Village gets recycling containers at last

| November 1, 2017

By Rachel Brown Hackney

     For years, Michael Shay has been yearning to see recycling containers installed in Siesta Village.

     As maintenance manager for the Siesta Key Village Maintenance Corp., he has spent considerable time scouting out locations where people routinely throw cans and water bottles into the garbage. Yet, because the contract the County Commission approved with Buccaneer Landscape Management in August 2014 included no provision for recycling, Shay learned that recycling could not be added to the firm’s responsibilities. The Maintenance Corp. — which supervises and pays for the Village upkeep through an assessment on property owners — would have to wait until that contract ended and ask to get recycling included in the new one.

     Finally, with county Procurement Department staff working on a new vendor contract — recycling was ready to begin the first full week of October in Siesta Village.

    The bins — clearly marked for bottles and cans — have been placed at the Daiquiri Deck, Gilligan’s Island Bar, The Beach Club, Davidson’s and the gazebo. They stand next to the regular garbage containers, he noted.

       “We’re starting with five,” he said. “The intent is if it goes well … and we find other areas [where they should be installed], we’ll get more pails.”

       The contract does not specify a finite number, he added.

      “If we find a pail is completely empty” over time, he noted, and recyclables appear to be plentiful in a garbage can at another location, then staff has the flexibility to move one of the recycling bins to a different spot.

       Staff told him to expect the delivery of the first five bins on Oct. 4. They were to be “fully assembled,” Shay said. Staff members planned to notify him about the time they expected to arrive at the Village, he added, so he could assist in making certain the containers were installed in the designated spots.

       During the quarterly meeting of the Siesta Key Chamber of Commerce held in August , Shay reported, “The containers are going to be very standard, labeled recycling containers,” with signage stating they are for bottles and cans. They will have openings designed to prevent other types of items from being deposited in them, he noted, such as pizza boxes. “Though I guarantee you someone will try [to put a pizza box in one] and someone will get it done.”

      As he listed the locations, he said that in his research, he found “a gazillion [water] bottles [in the garbage can] outside The Beach Club,” which made that seem an excellent location for one recycling bin.

      He asked the Chamber for help in publicizing the recycling initiative, pointing out that education will be a key to the program’s success.

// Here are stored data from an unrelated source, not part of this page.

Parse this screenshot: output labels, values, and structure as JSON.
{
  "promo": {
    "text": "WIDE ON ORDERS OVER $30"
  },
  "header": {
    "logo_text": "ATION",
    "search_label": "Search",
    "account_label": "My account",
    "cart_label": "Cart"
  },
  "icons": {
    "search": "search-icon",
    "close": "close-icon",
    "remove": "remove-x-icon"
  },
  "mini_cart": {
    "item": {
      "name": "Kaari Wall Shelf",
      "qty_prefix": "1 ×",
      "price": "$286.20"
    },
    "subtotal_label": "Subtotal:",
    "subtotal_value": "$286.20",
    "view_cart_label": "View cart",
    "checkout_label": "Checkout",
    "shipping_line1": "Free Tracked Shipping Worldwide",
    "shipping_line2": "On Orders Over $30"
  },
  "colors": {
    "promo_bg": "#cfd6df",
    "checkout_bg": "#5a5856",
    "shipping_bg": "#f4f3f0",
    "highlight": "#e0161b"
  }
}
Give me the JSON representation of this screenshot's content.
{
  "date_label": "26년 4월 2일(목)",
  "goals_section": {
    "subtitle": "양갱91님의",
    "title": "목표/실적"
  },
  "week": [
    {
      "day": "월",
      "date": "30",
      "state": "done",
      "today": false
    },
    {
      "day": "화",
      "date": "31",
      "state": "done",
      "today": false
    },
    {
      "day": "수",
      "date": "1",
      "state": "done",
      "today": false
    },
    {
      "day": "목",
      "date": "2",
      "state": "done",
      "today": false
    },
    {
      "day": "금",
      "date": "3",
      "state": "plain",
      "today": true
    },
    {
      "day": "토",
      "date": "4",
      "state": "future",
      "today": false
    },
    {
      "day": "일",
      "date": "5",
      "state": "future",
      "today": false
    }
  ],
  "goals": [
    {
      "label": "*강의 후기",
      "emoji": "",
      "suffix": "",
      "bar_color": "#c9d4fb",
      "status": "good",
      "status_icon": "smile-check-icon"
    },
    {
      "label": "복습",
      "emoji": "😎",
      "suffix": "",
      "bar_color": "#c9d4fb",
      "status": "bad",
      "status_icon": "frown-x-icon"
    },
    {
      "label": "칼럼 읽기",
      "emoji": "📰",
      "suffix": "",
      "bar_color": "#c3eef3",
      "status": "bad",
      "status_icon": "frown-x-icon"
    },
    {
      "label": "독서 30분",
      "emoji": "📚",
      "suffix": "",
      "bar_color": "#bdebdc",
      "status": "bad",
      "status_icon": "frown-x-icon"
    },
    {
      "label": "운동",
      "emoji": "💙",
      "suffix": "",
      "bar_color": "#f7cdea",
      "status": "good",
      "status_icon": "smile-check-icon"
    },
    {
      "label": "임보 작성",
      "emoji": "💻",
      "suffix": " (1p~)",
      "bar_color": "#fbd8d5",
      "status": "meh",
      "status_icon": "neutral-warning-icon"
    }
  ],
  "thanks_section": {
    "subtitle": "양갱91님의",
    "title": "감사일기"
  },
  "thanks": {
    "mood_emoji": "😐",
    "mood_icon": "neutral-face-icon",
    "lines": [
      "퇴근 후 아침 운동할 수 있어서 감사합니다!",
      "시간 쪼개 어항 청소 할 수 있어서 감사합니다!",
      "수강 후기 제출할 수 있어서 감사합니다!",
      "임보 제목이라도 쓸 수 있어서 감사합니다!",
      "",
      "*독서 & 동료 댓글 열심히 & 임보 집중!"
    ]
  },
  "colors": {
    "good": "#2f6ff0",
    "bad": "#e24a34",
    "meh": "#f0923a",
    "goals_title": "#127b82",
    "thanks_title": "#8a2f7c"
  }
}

Lisa Cece, the county’s special district coordinator, who works with the Maintenance Corp., pointed out that the county has educational posters that could be used, as well.

       Information about the program could be added to the Chamber website, Chair Mark Smith responded.

       “No question that you’re still going to have [recyclable goods] in the trash,” Shay said in the interview. That will be no different, he added, than finding trash on the ground in spite of the fact that garbage cans are located in many Village locations.

       The only unresolved issue when Shay spoke on Oct. 2 related to collection of the materials. Waste Management picks up the garbage in the Village, he pointed out. However, county staff has told him that he needed to call each of the five firms approved by the county for recycling contracts and obtain information from the companies to assist county staff in settling on which will handle the Village materials. The plan is for a company to pick up the recyclables from the enclosure in the Municipal Parking Lot, where the garbage is placed for Waste Management.

       The vendor that ultimately will be awarded the new Village custodial contract will collect all the recyclables from the containers in the Village and then place the materials in bags for storage in two 96-gallon bins in the enclosure in the parking lot, he explained.

       If the recycling initiative becomes really popular in the Village, Shay added, it might be necessary to find another location that would be able to accommodate more materials between collections than the two 96-gallon bins can hold. “We have to keep an eye on that.”